What do you imagine when you think of a programmer, an entrepreneur, or a CEO? If every picture you had was of some dude, then you have a pretty accurate picture of Silicon Valley. The tech industry is full of hoodie-wearing, energy-drink-swilling, strip-club attending male brogrammers, entrepre-dudes, and CE[br]Os and the influx of women into STEM hasn’t tilted the gender scales into any semblance of balance. From the ground floor to the top floor, from the startup to the old-guard tech business, it’s a boy’s-with-tech-toys club. If you think this is great for tech, then you could be part of the problem.
This is the underlying premise of Emily Chang’s bestselling book Brotopia on the culture of Silicon Valley. Emily Chang is an author, journalist, and the anchor of Bloomberg Technology. After observing the Bro culture that has come to dominate Silicon Valley, she put research behind her hunches and explained why and how it came to be.
Want to be part of the solution? Here are three takeaways from Chang’s book on how to balance the diversity scales.

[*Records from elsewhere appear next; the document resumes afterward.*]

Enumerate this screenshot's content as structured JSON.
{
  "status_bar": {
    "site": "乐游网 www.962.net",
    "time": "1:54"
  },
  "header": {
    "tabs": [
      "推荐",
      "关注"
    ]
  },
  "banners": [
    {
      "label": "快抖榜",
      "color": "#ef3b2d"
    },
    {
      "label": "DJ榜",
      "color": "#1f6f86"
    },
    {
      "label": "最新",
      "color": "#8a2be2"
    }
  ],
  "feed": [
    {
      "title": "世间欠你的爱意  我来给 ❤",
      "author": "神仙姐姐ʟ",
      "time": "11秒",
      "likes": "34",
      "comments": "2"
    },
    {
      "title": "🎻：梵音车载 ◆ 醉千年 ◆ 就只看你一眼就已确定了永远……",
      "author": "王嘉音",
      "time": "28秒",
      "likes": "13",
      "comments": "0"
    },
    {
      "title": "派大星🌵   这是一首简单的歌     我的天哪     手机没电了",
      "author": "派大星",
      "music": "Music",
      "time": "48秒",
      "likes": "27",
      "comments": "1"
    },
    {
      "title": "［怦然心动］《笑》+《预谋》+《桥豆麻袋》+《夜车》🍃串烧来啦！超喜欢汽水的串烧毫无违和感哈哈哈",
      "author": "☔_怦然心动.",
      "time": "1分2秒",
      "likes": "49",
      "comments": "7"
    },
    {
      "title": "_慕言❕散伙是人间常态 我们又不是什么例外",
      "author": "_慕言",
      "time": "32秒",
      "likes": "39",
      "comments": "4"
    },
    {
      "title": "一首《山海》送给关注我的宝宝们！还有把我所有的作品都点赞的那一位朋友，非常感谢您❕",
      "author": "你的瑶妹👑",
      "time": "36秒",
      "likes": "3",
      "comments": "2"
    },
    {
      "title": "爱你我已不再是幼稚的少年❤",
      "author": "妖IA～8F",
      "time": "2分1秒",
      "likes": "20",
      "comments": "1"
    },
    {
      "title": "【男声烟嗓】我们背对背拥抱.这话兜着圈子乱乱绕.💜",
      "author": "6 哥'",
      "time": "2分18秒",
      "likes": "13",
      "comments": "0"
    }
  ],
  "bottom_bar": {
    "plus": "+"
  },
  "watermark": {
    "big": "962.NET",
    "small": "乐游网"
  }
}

Hire outside your networks.
It’s easy to hire people we know. But our networks are full of people who look and think just like us. So if you’re a male programmer, you tend to know other male programmers. If you are a male entrepreneur, you tend to know other male entrepreneurs. If you went to Harvard or Stanford, you hire people with red logos on their hoodies. The result is a workplace that looks the same and has similar backgrounds, giving them the same life perspective.
Look beyond the top schools and your classmates for recommendations. Search for people with non-traditional paths of learning for new hires.
Ditch the myth of meritocracy.
Meritocracy is the idea the best people will be rewarded, promoted, or hired based on merit alone. It’s a great idea. And it doesn’t work. According to Chang, meritocracy is often based on a narrow definition which favors training, connections, and education primarily available to the wealthy. That is, the people who end up in Harvard and Stanford often come from families who had access to more education and resources than those who didn’t get in. Great programmers can come from state schools or be self-educated too.
Furthermore, companies who adopt merit-based compensation tend to become less gender diverse, as the definitions of “merit” are often male-biased. Chang points out the idea of merit is often based on the experience of single males in their mid-20s with no family.
For example, if you reward people who “work hard” based on how late you see them in the office, this discriminates against people who have families and need to take care of children or elder parents. It’s not just women who lose here, but fathers also. Chang points out how many tech companies are proud to say they are “dog-friendly” but who have no daycare or childcare for parents.
Instead, create standards with input from men and women; single and with families.
Start with diversity and inclusion from the beginning.
One of the concerns of gender diversity is imbalance scales as your company grows. If you hire only males at the beginning of your company, your company will be even more male-dominated as it grows. The 70-30 imbalance at the start will become 80-20 or 90-10 years later as more men hire men, creating a culture that favors men—encouraging women to exit and find opportunity elsewhere.
This is why you must be intentional about diversity and inclusivity from the beginning. The company Slack made an intentional effort to hire women from the start and now have one of the most gender-diverse companies in tech with 43.5 percent women. But you have to be vigilant and maintain the effort.
Google hired women leaders like Susan Wojcicki (CEO of YouTube), Sheryl Sandberg, and Marissa Mayer in the early days, but once the company scaled it fell behind in promoting women in leadership roles. Now Google has 31 percent women employees and only 25 percent in leadership roles.
Want another reason to be gender balanced? Research shows companies with more women represented in leadership make more money. On average, companies who replaced one man with one woman in leadership or board roles saw a 3 to 8 percent increase in profitability.
These three ideas aren’t quick fixes to the gender imbalance.
But culture change isn’t a quick fix. It’s about changing the system of how we hire, retain, and promote people in our companies: tech and all others. It has to start with changing the way we think about men and women at work—so we all succeed together. The benefit is a more profitable, innovative, and creative company and a better working environment for everyone.